The field campaign conducted in March 2026 utilized the "Extreme Terrain Navigation Rover" (ERNEST) platform to validate software and mobility architectures designed for future long-distance lunar and Martian exploration missions. Engineers followed this compact robotic test platform as it autonomously traversed approximately 16 miles over a seven-day intermittent testing window, with a total active driving time of 37 hours.

The ERNEST prototype, developed by NASA's Jet Propulsion Laboratory (JPL) in Southern California, measures 4 feet (1.2 meters) in length and is equipped with custom-engineered mesh metal wheels to maintain traction on loose materials. Unlike the passive rocker-bogie suspension systems used on previous planetary rovers, ERNEST integrates an active suspension system with two powered joints per wheel driving steerable universal joints. This system enables the vehicle to independently adjust weight distribution, switch between driving gaits such as wheeled locomotion, "creeping," and obstacle traversal, and clear vertical obstacles approaching wheel height. The vehicle also features a mechanical clutch that allows switching to passive suspension mode to conserve battery power when traversing flat, obstacle-free terrain.

During the desert deployment, the engineering team tested the vehicle's performance under varying ambient lighting conditions, including dawn, dusk, and full nighttime operations. These conditions simulated the low-angle lighting and extensive terrain shadows common in lunar polar regions. To enable real-time decision-making without relying on Earth-based step-by-step commands, the rover's onboard computing architecture relies on navigation algorithms trained through reinforcement learning. Prior to physical field testing, the software underwent thousands of hours of simulated runs on procedurally generated terrain at JPL's Digital Automated Remote Tracking Simulation (DARTS) laboratory. The autonomous navigation software package enables ERNEST to achieve a sustained driving speed of 0.6 miles per hour (1 kilometer per hour), an order of magnitude faster than the navigation speed of current Mars rovers.
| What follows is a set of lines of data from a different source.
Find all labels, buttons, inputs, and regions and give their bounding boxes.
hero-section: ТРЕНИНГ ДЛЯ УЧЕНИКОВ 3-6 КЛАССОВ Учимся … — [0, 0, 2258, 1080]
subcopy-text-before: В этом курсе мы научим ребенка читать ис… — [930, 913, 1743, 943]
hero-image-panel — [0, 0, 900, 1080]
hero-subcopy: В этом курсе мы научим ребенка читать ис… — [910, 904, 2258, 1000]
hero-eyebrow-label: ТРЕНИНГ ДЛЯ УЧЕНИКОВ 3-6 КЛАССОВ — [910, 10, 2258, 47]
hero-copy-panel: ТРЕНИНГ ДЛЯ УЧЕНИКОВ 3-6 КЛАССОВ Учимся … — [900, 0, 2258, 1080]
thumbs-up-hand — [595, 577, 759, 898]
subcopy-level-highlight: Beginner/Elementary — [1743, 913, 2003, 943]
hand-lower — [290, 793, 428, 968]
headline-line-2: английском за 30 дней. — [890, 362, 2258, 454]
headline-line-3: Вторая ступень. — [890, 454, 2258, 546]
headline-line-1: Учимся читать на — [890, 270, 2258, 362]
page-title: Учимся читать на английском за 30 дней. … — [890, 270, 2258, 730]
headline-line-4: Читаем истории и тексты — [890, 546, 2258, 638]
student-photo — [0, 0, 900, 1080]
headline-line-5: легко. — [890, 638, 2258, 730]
Development of the ERNEST platform began in 2022, supported by JPL internal research and development funding. The project has since transitioned to external funding sources and is currently supported by NASA's Mars Exploration Program and the Exploration Science Strategy Integration Office within the Science Mission Directorate in Washington. The California Institute of Technology (Caltech) manages JPL for NASA. Going forward, project technicians plan to use data from the March desert campaign to double the size of the current prototype structure. This scaled-up design aims to meet the high-mileage requirements of long-term exploration missions supported by commercial partners, targeting areas such as the permanently shadowed crater floors of the lunar south pole, lava tubes, and water ice deposits.